中東かわら版

№62 チュニジア:IMF融資協議の停滞下でのサウジアラビアからの財政支援

 2023年7月20日、シハーム・ブーグディーリー財務相とサウジのムハンマド・ビン・ジャダアーン財務相は、サウジアラビアがチュニジアに5億ドルの財政援助を行う旨の覚書に署名した。これにより、チュニジアはサウジアラビアから4億ドルの低金利融資と、1億ドルの無償資金協力を受ける予定である。なお、チュニジアはIMF新規融資を目指し、2022年10月にIMFから19億ドル相当の新規融資を受け取ることに事務レベルで合意したものの、その後にIMF理事会で最終承認が見送られ、現在は融資協議が停滞している。

 ムハンマド・ビン・ジャダアーン財務相は、財政支援に係る今次合意はチュニジアの安定化を支援するサウジアラビアの取り組みの一環であると述べ、サウジ開発基金(SDF)によるチュニジアへの更なる資金提供を行う方針も発表した。

 

評価

 経済状況が深刻化する一方、財政上の頼みの綱であるIMF新規融資の最終承認が遅れる中、サウジからの財政支援は、サイード大統領が待望していた成果である。当初、同大統領は2021年に議会停止を通じてイスラーム主義政党「ナフダ党」を政界から排除した実績をもって、反イスラーム主義勢力の地域潮流を志向するサウジ及びUAEからの資金援助の獲得を目指していた。

 しかし、チュニジアが2022年予算法で見込んでいたサウジからの融資は実行されず、サウジが対チュニジア支援に何らかの条件(IMF合意など)を課しているとの見方が出てきた。

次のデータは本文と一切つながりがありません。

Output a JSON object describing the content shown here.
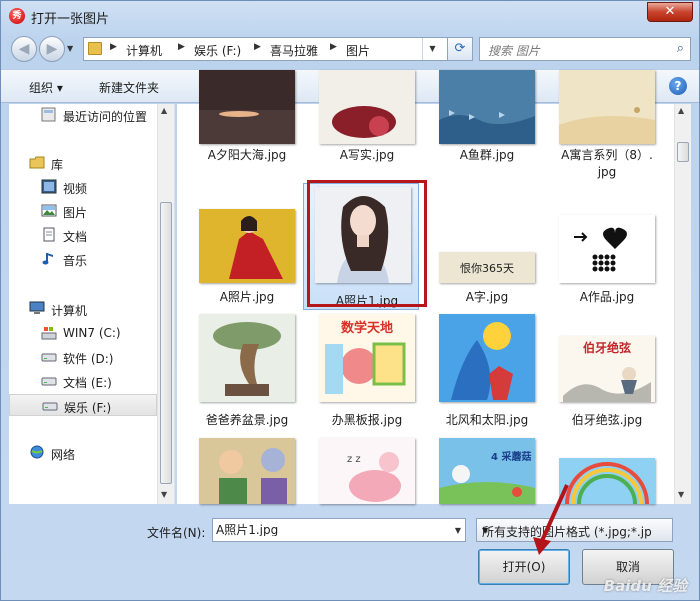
{
  "window": {
    "title": "打开一张图片",
    "app_icon_glyph": "秀",
    "close_glyph": "✕"
  },
  "nav": {
    "back_glyph": "◀",
    "forward_glyph": "▶",
    "breadcrumbs": [
      "计算机",
      "娱乐 (F:)",
      "喜马拉雅",
      "图片"
    ],
    "refresh_glyph": "⟳",
    "search_placeholder": "搜索 图片",
    "search_glyph": "⌕"
  },
  "toolbar": {
    "organize": "组织 ▾",
    "new_folder": "新建文件夹"
  },
  "sidebar": {
    "items": [
      {
        "label": "最近访问的位置",
        "icon": "recent-places-icon"
      },
      {
        "label": "库",
        "icon": "library-icon"
      },
      {
        "label": "视频",
        "icon": "video-library-icon"
      },
      {
        "label": "图片",
        "icon": "picture-library-icon"
      },
      {
        "label": "文档",
        "icon": "document-library-icon"
      },
      {
        "label": "音乐",
        "icon": "music-library-icon"
      },
      {
        "label": "计算机",
        "icon": "computer-icon"
      },
      {
        "label": "WIN7 (C:)",
        "icon": "system-drive-icon"
      },
      {
        "label": "软件 (D:)",
        "icon": "drive-icon"
      },
      {
        "label": "文档 (E:)",
        "icon": "drive-icon"
      },
      {
        "label": "娱乐 (F:)",
        "icon": "drive-icon"
      },
      {
        "label": "网络",
        "icon": "network-icon"
      }
    ]
  },
  "files": [
    {
      "name": "A夕阳大海.jpg"
    },
    {
      "name": "A写实.jpg"
    },
    {
      "name": "A鱼群.jpg"
    },
    {
      "name": "A寓言系列（8）.",
      "name2": "jpg"
    },
    {
      "name": "A照片.jpg"
    },
    {
      "name": "A照片1.jpg",
      "selected": true
    },
    {
      "name": "A字.jpg"
    },
    {
      "name": "A作品.jpg"
    },
    {
      "name": "爸爸养盆景.jpg"
    },
    {
      "name": "办黑板报.jpg"
    },
    {
      "name": "北风和太阳.jpg"
    },
    {
      "name": "伯牙绝弦.jpg"
    },
    {
      "name": ""
    },
    {
      "name": ""
    },
    {
      "name": ""
    },
    {
      "name": ""
    }
  ],
  "thumb_text": {
    "a_zi": "恨你365天",
    "banbao": "数学天地",
    "boya": "伯牙绝弦",
    "beifeng": "4 采蘑菇"
  },
  "bottom": {
    "filename_label": "文件名(N):",
    "filename_value": "A照片1.jpg",
    "filter_label": "所有支持的图片格式 (*.jpg;*.jp",
    "open_button": "打开(O)",
    "cancel_button": "取消"
  },
  "watermark": "Baidu 经验"
}
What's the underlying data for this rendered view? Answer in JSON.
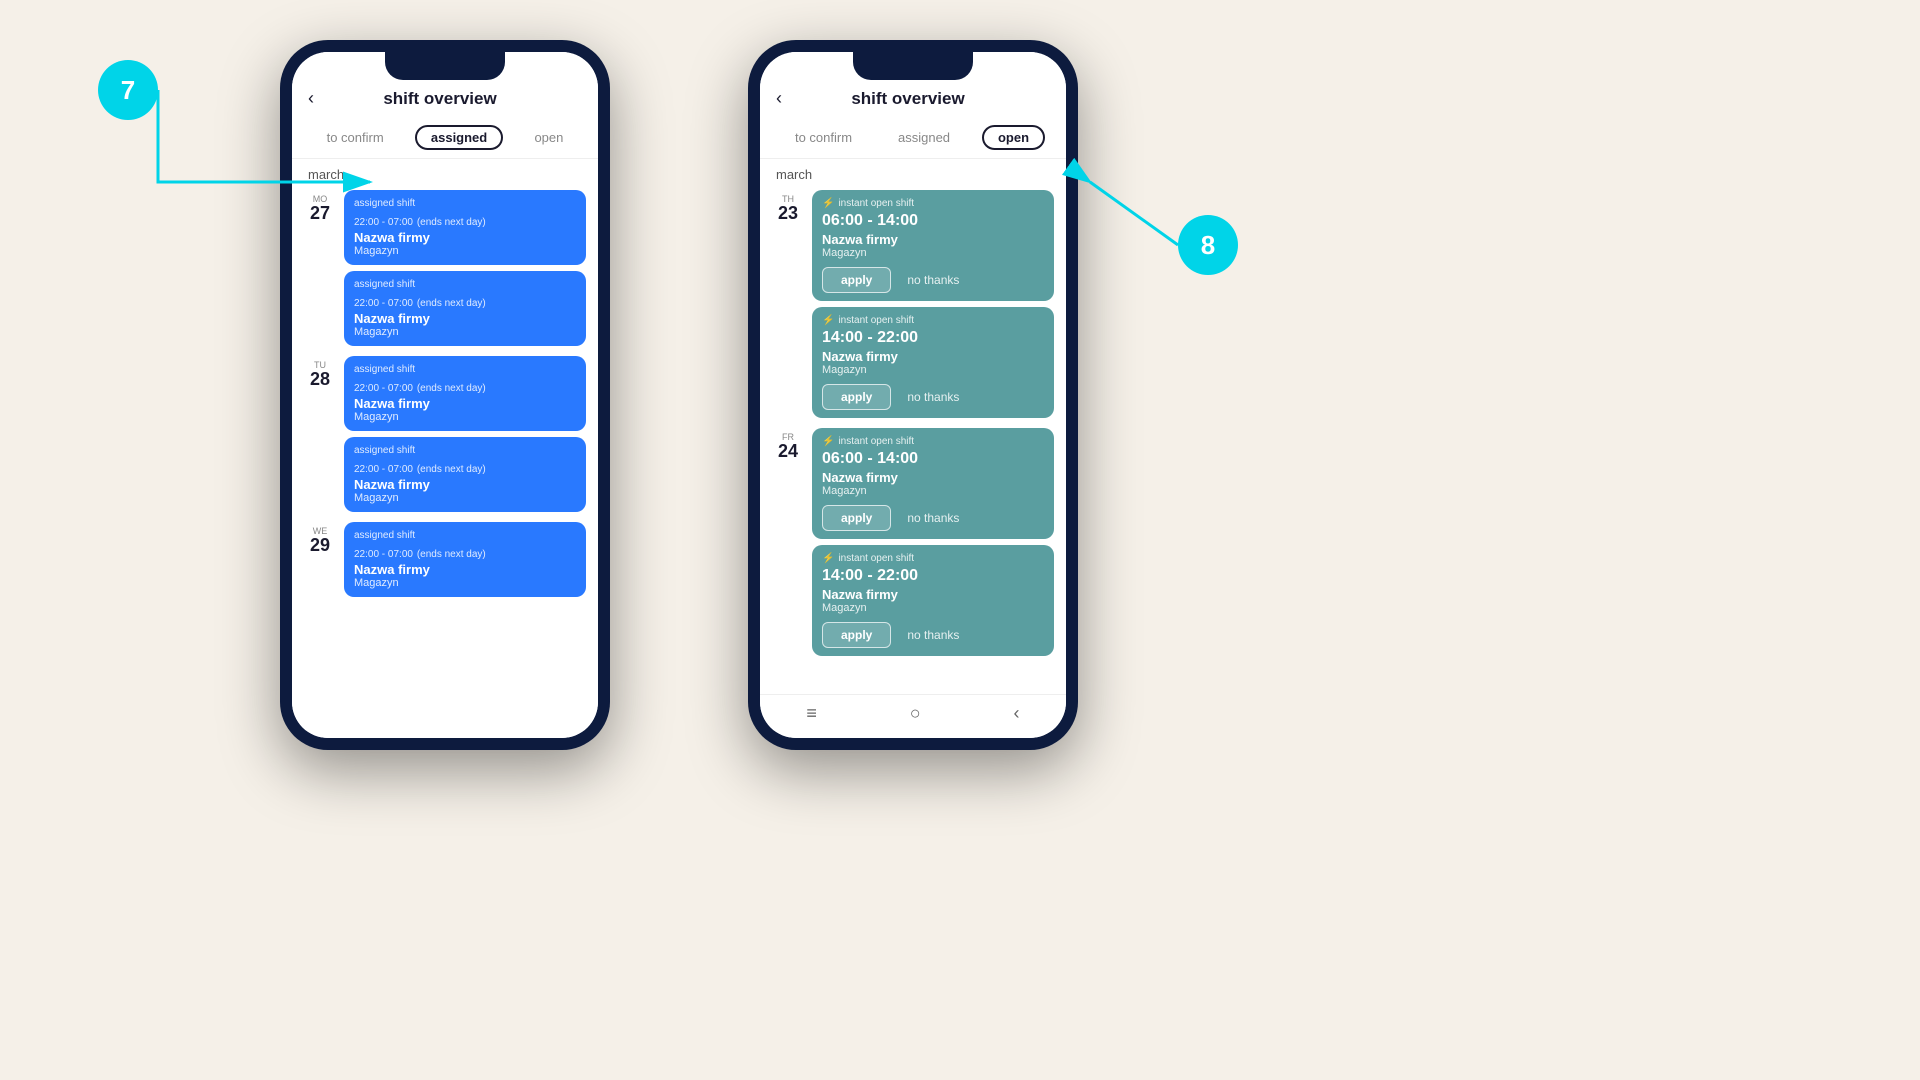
{
  "background": "#f5f0e8",
  "phone1": {
    "title": "shift overview",
    "tabs": [
      "to confirm",
      "assigned",
      "open"
    ],
    "active_tab": "assigned",
    "month": "march",
    "days": [
      {
        "dow": "MO",
        "num": "27",
        "shifts": [
          {
            "label": "assigned shift",
            "time": "22:00 - 07:00",
            "ends_next_day": true,
            "company": "Nazwa firmy",
            "location": "Magazyn"
          },
          {
            "label": "assigned shift",
            "time": "22:00 - 07:00",
            "ends_next_day": true,
            "company": "Nazwa firmy",
            "location": "Magazyn"
          }
        ]
      },
      {
        "dow": "TU",
        "num": "28",
        "shifts": [
          {
            "label": "assigned shift",
            "time": "22:00 - 07:00",
            "ends_next_day": true,
            "company": "Nazwa firmy",
            "location": "Magazyn"
          },
          {
            "label": "assigned shift",
            "time": "22:00 - 07:00",
            "ends_next_day": true,
            "company": "Nazwa firmy",
            "location": "Magazyn"
          }
        ]
      },
      {
        "dow": "WE",
        "num": "29",
        "shifts": [
          {
            "label": "assigned shift",
            "time": "22:00 - 07:00",
            "ends_next_day": true,
            "company": "Nazwa firmy",
            "location": "Magazyn"
          }
        ]
      }
    ]
  },
  "phone2": {
    "title": "shift overview",
    "tabs": [
      "to confirm",
      "assigned",
      "open"
    ],
    "active_tab": "open",
    "month": "march",
    "days": [
      {
        "dow": "TH",
        "num": "23",
        "shifts": [
          {
            "label": "instant open shift",
            "time": "06:00 - 14:00",
            "company": "Nazwa firmy",
            "location": "Magazyn"
          },
          {
            "label": "instant open shift",
            "time": "14:00 - 22:00",
            "company": "Nazwa firmy",
            "location": "Magazyn"
          }
        ]
      },
      {
        "dow": "FR",
        "num": "24",
        "shifts": [
          {
            "label": "instant open shift",
            "time": "06:00 - 14:00",
            "company": "Nazwa firmy",
            "location": "Magazyn"
          },
          {
            "label": "instant open shift",
            "time": "14:00 - 22:00",
            "company": "Nazwa firmy",
            "location": "Magazyn"
          }
        ]
      }
    ]
  },
  "annotations": {
    "bubble7": "7",
    "bubble8": "8"
  },
  "buttons": {
    "apply": "apply",
    "no_thanks": "no thanks"
  }
}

その後サイード大統領は、ナフダ党への締め付けを強化し、サウジ主導のシリアのアラブ連盟復帰に賛同したほか、2030年国際博覧会のサウジでの開催を支持することで、財政支援の土台となる二国間関係の強化を積極的に図った。また、サウジ訪問(昨年12月及び今年5月)時にムハンマド皇太子に直談判したと見られ、こうした大統領の取り組みが今般の財政援助につながったと言える。サイード大統領はこの先、他の湾岸諸国にも経済協力を働きかけていくと予想され、特に反同胞団の文脈でエジプトを財政面で支えてきたUAEとクウェイトに期待を寄せている。

 一方のIMFに対して、サイード大統領は財政改革を融資条件に課してきたことに強く反発している。このため、同大統領がIMF新規融資を頼らず、2023年歳出計画を決行していく可能性があり得る。その場合、財政赤字の補填に向けた資金調達は、中央銀行による国債購入と市中銀行の協調融資(シンジケートローン)を通じて行われる見通しだが、債務問題は根本的に解決せず、債務不履行リスクの高まりがチュニジアへの投資を停滞させる恐れがある。

 

【参考】

「チュニジア:IMFとの新規融資で事務レベル合意」『中東かわら版』2022年度No.103。

「チュニジア:大統領がIMF新規融資を拒否」『中東かわら版』No.6。